Die Zeichen stehen auf Rumms. Waren zu Beginn des Jahrtausends noch filigrane Schnipselarbeiten mit digitalen Störgeräuschen oder pluckerndem Minimalismus der vorherrschende Ton der elektronischen Musik, so geht es heute oft wieder direkter und krachender zu. Ein bisschen hat es den Anschein, als sei das ganze mühsam zur Schau gestellte Geprökel für so manchen Musiker nur Vorarbeit gewesen, um allmählich wieder lockerzulassen und den entfesselten Groove ins Zentrum des Geschehens zu rücken. Gefragt ist "Booty" vulgo Arsch.
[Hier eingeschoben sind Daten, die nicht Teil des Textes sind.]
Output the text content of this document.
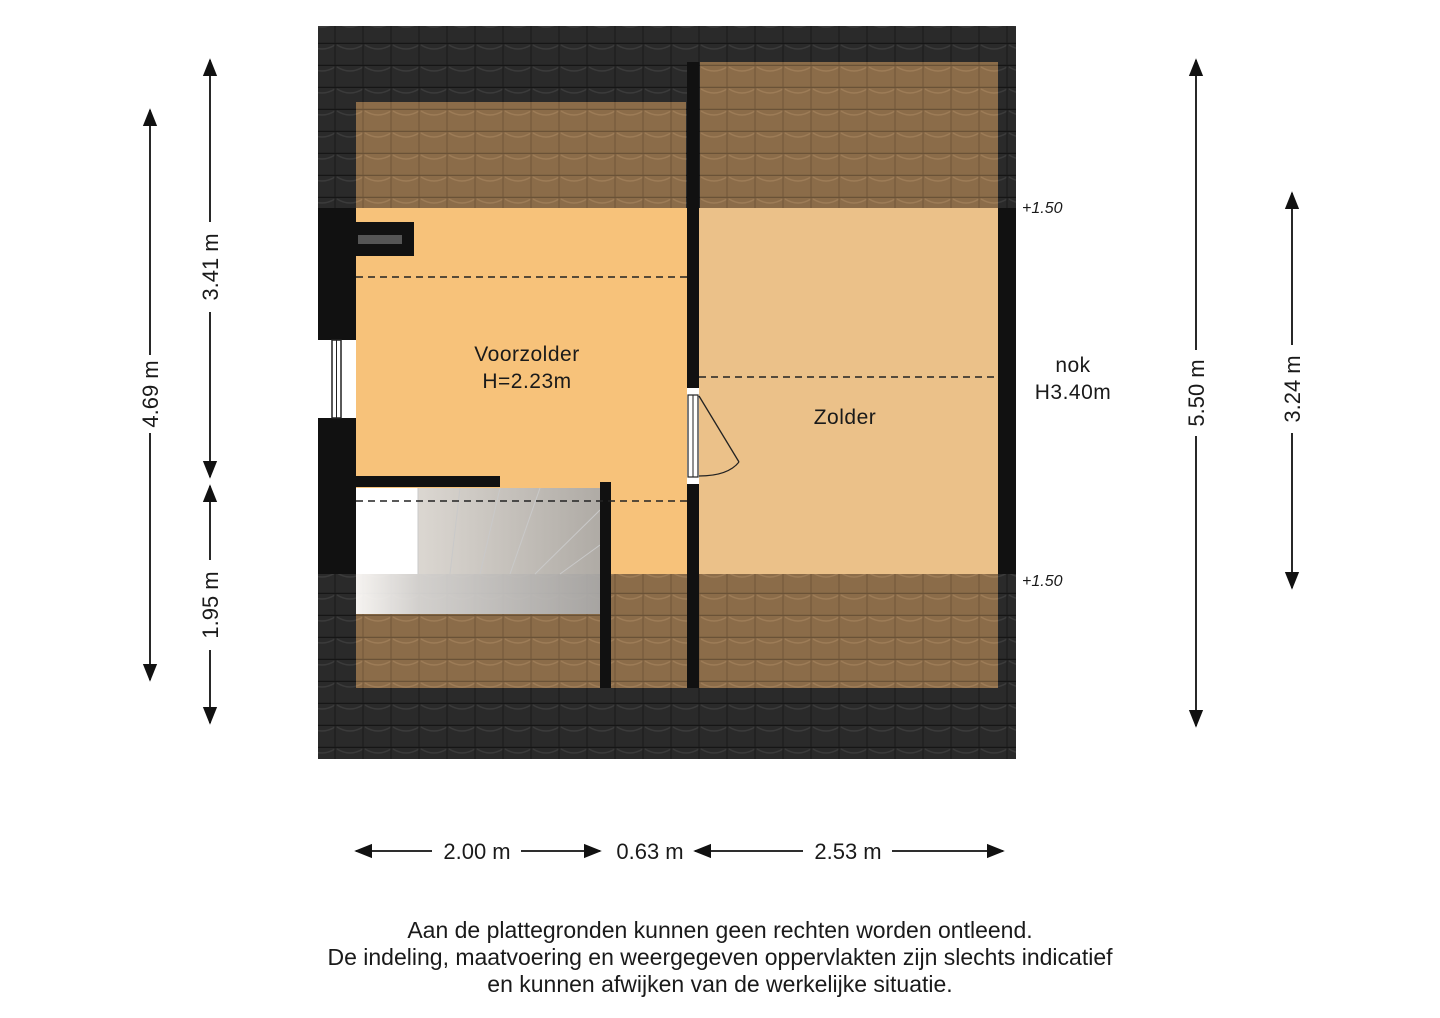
Voorzolder
H=2.23m
Zolder
nok
H3.40m
+1.50
+1.50
4.69 m
3.41 m
1.95 m
5.50 m	3.24 m
2.00 m	0.63 m	2.53 m

Aan de plattegronden kunnen geen rechten worden ontleend.
De indeling, maatvoering en weergegeven oppervlakten zijn slechts indicatief
en kunnen afwijken van de werkelijke situatie.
Die Musiker um das französische Label Ed Banger haben in den vergangenen Jahren vorgemacht, wie man softwaregestützte Detailversessenheit ohne Reibungsverlust in Rockgesten überführen kann. Nun wenden sich Produzenten vermehrt dem Hiphop zu, um ihn als hybride elektronische Musik in den Techno-Club zu bringen. Bestes Beispiel für diesen Trend ist CLP, das gemeinsame Projekt der Berliner Chris de Luca und Phon.o. Auf ihrem soeben erschienen Debütalbum "Supercontinental" arbeiten sie mit jungen Rappern wie Yo Majesty oder Mochipet zusammen, für deren Reimarbeit sie fette und zugleich äußerst nuancierte Beat-Fundamente gelegt haben.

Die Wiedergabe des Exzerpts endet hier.